Exploring the Qubes OS secure operating system

Small Is Beautiful

Besides good hardware abstraction and encapsulation, another positive feature of Qubes OS is the microkernel architecture: Programs classified as secure should have fewer than 0.5 bugs per 1000 lines of code; the average for typical programs is three to five bugs [7]. Not all bugs are related to safety; many are just plain annoying. However, most of the currently exploited vulnerabilities are caused by typical programming errors.

As the total number of errors decreases, so does the number of security-related bugs. Because a microkernel has fewer lines of code, it has fewer errors, and thus fewer vulnerabilities.
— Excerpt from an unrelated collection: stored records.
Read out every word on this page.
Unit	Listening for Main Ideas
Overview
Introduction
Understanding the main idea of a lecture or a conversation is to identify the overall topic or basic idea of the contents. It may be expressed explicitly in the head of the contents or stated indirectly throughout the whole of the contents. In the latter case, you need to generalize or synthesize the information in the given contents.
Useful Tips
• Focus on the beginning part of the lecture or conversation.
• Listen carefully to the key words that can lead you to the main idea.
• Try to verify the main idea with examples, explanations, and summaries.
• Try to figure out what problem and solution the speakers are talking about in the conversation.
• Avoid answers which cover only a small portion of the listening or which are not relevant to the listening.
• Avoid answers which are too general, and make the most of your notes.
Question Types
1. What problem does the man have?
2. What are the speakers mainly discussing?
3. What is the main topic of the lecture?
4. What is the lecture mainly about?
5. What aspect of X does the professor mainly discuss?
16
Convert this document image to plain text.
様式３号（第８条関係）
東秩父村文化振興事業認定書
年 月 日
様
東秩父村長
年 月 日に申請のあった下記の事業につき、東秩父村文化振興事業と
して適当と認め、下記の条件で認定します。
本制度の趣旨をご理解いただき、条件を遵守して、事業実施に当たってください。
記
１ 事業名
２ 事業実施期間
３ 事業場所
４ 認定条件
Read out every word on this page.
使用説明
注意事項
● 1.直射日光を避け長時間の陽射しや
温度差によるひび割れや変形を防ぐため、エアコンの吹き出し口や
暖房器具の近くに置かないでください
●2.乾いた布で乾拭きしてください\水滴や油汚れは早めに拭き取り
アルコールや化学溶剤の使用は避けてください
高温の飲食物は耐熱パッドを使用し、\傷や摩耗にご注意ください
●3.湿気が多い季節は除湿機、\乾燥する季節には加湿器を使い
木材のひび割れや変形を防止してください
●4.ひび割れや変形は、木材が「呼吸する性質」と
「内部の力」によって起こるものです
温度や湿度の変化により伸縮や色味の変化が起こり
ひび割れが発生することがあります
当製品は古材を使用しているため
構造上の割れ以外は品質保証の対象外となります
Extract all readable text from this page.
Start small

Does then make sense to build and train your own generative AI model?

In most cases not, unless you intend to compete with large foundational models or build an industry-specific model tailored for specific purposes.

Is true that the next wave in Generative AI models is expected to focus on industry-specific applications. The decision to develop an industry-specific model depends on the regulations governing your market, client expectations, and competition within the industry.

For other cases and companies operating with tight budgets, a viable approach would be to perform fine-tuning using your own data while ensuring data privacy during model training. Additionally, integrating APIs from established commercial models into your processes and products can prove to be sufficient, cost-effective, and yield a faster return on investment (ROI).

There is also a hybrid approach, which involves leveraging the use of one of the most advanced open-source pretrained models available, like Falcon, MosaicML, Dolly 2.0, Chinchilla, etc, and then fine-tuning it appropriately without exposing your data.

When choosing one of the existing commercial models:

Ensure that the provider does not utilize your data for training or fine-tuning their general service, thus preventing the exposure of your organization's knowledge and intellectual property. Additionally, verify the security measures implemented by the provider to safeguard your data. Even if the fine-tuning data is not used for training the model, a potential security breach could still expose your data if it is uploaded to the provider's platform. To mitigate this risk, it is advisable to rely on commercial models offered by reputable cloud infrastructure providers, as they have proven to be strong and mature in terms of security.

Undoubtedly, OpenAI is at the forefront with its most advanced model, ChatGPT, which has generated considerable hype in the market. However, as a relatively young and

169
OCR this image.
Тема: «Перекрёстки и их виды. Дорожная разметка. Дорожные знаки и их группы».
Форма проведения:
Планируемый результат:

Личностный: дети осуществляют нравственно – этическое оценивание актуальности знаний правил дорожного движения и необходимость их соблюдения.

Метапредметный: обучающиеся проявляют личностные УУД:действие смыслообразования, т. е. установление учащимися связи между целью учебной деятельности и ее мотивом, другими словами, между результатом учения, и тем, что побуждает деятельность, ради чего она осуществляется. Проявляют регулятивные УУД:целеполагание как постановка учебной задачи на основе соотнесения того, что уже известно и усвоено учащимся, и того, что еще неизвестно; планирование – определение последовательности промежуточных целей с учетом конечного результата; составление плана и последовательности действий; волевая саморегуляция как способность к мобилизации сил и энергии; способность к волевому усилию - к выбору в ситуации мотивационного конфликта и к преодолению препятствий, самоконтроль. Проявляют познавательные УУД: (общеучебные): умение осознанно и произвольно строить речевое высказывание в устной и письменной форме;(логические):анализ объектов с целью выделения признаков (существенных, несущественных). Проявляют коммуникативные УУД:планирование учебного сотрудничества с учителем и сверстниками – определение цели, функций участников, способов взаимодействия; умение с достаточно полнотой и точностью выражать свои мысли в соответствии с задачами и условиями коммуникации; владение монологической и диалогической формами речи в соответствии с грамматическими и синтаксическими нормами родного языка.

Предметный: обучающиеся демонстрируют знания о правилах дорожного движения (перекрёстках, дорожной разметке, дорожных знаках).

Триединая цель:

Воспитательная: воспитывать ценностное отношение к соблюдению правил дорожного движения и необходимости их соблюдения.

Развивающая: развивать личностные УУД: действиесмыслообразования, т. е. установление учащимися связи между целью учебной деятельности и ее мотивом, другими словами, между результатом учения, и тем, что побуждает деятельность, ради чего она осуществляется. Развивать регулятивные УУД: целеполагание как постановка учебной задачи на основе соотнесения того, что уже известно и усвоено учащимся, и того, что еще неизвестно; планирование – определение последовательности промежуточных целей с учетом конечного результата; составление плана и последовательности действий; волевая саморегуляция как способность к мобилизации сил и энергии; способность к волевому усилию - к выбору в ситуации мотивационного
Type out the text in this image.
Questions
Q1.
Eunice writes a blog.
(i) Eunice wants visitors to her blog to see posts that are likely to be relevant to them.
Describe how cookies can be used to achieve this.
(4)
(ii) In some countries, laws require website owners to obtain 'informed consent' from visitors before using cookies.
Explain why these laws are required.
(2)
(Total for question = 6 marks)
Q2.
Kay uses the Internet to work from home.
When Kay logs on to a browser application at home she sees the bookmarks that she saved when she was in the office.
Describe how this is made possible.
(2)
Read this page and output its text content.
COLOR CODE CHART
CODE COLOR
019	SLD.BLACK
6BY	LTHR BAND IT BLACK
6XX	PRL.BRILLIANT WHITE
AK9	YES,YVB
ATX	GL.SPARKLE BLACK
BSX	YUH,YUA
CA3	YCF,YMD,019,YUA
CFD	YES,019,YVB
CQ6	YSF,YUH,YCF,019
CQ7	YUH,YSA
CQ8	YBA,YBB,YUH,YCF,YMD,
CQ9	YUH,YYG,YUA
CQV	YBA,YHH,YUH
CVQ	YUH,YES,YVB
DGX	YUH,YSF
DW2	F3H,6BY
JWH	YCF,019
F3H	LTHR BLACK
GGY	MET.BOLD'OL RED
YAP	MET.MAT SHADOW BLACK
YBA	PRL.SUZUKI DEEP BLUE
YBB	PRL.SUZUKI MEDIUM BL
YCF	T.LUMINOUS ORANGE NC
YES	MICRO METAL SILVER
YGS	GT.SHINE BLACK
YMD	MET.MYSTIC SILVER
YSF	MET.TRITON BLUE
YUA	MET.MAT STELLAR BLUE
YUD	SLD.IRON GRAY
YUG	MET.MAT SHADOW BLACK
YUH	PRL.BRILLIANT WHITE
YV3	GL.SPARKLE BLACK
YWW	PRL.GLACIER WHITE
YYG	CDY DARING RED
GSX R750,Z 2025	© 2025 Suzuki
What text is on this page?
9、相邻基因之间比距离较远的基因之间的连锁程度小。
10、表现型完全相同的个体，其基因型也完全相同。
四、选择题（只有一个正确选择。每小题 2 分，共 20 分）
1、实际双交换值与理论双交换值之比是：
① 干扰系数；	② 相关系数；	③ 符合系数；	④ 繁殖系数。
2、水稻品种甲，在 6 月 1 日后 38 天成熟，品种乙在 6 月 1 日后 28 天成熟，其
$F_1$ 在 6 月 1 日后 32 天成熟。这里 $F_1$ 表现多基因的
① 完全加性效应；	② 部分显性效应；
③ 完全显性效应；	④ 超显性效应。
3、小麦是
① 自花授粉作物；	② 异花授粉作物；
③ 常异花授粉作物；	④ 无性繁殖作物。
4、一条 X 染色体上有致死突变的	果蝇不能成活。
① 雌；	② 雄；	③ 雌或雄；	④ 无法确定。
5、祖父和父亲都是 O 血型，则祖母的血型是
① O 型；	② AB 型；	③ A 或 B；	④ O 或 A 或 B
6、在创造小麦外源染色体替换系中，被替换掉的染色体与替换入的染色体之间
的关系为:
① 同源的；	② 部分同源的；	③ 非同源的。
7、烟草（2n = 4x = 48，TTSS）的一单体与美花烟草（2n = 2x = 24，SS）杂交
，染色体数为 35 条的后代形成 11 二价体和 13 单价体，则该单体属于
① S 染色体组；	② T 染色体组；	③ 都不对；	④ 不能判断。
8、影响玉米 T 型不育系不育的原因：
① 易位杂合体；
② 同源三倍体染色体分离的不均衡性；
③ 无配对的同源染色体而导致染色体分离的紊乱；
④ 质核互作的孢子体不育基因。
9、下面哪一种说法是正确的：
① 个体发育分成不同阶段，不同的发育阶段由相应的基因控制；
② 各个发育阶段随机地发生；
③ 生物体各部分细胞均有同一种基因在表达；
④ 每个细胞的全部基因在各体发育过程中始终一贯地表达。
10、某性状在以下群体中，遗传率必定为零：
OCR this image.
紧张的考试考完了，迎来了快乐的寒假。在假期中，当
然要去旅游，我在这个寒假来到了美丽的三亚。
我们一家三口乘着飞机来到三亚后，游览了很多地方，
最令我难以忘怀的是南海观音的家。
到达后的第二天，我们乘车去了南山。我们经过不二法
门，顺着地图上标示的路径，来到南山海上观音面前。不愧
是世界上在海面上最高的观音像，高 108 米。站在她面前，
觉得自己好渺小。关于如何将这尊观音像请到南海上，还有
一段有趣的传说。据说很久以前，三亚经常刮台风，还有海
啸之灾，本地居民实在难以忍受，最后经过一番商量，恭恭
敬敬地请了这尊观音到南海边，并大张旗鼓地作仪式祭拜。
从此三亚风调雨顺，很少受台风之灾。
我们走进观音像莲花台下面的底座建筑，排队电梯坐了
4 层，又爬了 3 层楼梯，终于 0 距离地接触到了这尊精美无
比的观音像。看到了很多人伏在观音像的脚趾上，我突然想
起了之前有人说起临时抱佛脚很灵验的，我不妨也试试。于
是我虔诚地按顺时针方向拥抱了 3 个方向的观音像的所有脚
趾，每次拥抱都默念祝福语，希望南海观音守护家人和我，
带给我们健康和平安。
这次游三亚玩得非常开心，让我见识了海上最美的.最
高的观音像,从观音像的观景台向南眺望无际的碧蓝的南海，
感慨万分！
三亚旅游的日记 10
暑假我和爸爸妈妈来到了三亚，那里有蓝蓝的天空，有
Vulnerabilities in the kernel are especially dangerous, so avoiding kernel vulnerabilities is especially critical.

Platform Independent

Thanks to templates for the app VMs, Qubes OS is quite easy to configure; a new VM is quickly set up. The default template in Qubes R2 Beta 2 is based on Fedora 18 (64-bit); initially, the user can choose from three color-coded app VMs – work, personal, and random. The many tips on the website also help users get started.

Qubes OS users are not restricted to one operating system because of the underlying Xen hypervisor and the virtualization technology. Different systems can run on different app VMs.

The wiki for exchanging information with colleagues on the intranet could be based on OpenBSD, for example, for security reasons. MS Office files mailed to you no longer need a viewer: You can read them natively in a Windows app VM. This design creates a high degree of flexibility and security.

Substantial Test Overhead

If you want to quickly try out Qubes OS R2, you'll have to navigate one major obstacle: The hardware compatibility list [8] is very short. No virtualization environment (Parallels, VirtualBox, VMware Fusion) on the test system I initially used under OS X 10.7.5 was willing to cooperate with Qubes.

The problems with virtualization are underlined by a charming note on the Qubes website, asking users to refrain from posting further requests to the developer team relating to running Qubes in a virtual environment – because it simply does not work. Individual reports on various websites [9] of purportedly succeeding in running Qubes OS in a nested virtualization environment tend to contradict this dire warning, but unfortunately, clear information on the conditions is missing in all cases.

Ultimately, I turned to an old laptop for the test; Qubes was downloaded [10] and burned on a DVD in the old-fashioned way. After a nearly a three-hour-long installation, the test team at least managed to add a new device to the compatibility list: a Macbook Pro from 2007.